Chinese state refiners have slashed oil throughput by more than one million barrels per day since the outbreak of the Iran war, a significant pullback from the world's top crude importer that signals weakened demand and could tighten domestic fuel supplies.
"The drop in output by oil majors Sinopec, PetroChina, CNOOC and Sinochem, which account for about 60% of China's refining capacity, has weakened crude demand from the world's top importer," according to a Reuters report citing analysts and market sources.

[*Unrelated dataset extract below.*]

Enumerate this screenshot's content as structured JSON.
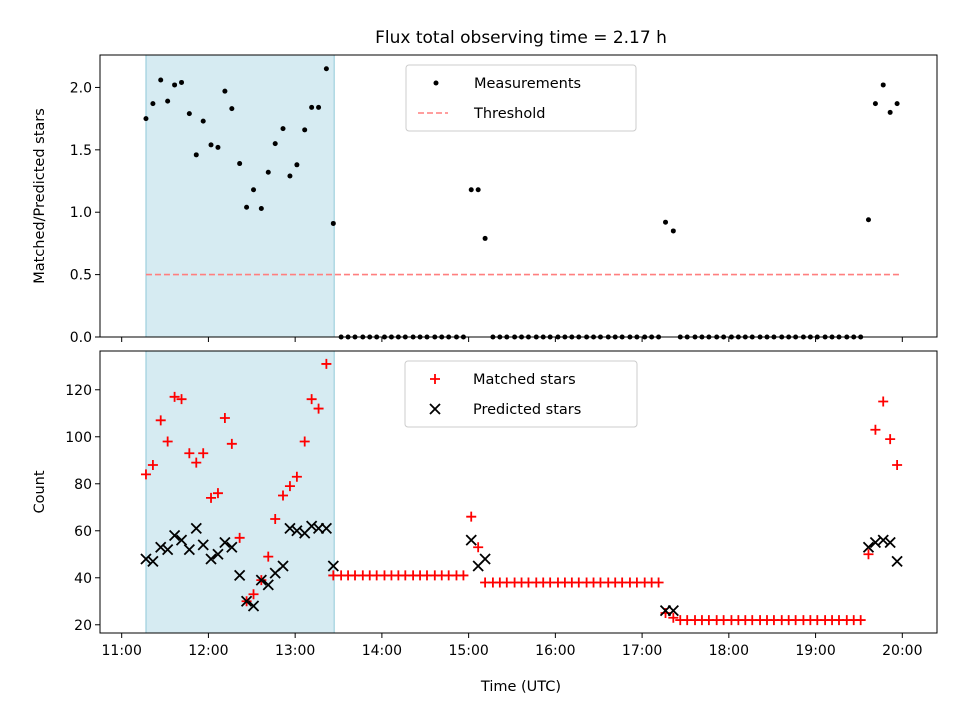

The reduction in processing began in March as surging oil prices and weak domestic demand caused refining margins to collapse. According to data from Chinese research firm Horizon Insights, margins for state refiners fell to about 3,200 yuan ($470.71) per metric ton in late April. Consultancy Energy Aspects estimates that state refiners are processing 8.4 million barrels per day (bpd) of crude in May, down from a pre-war level of about 10 million bpd.
The cuts reflect a dual challenge for Beijing's oil giants: securing crude shipments amid geopolitical turmoil and processing it profitably as domestic consumption flags. In response, Sinopec, the world's largest refiner, brought forward maintenance at two facilities and sharply reduced crude loadings from Saudi Arabia for May and June. This collective action contributed to China's total crude throughput falling to 13.3 million bpd in April, its lowest since August 2022.
Despite the production cuts, China's domestic fuel inventories have been rising. Beijing imposed curbs on fuel exports in mid-March, causing stocks of diesel and gasoline to build above 2025 average levels, according to consultancy OilChem. Customs data showed that April exports of diesel, gasoline, and jet fuel totaled just 1.24 million metric tons, the lowest volume since February 2015. The export restrictions are expected to remain in place, further pressuring the domestic market.
This article is for informational purposes only and does not constitute investment advice.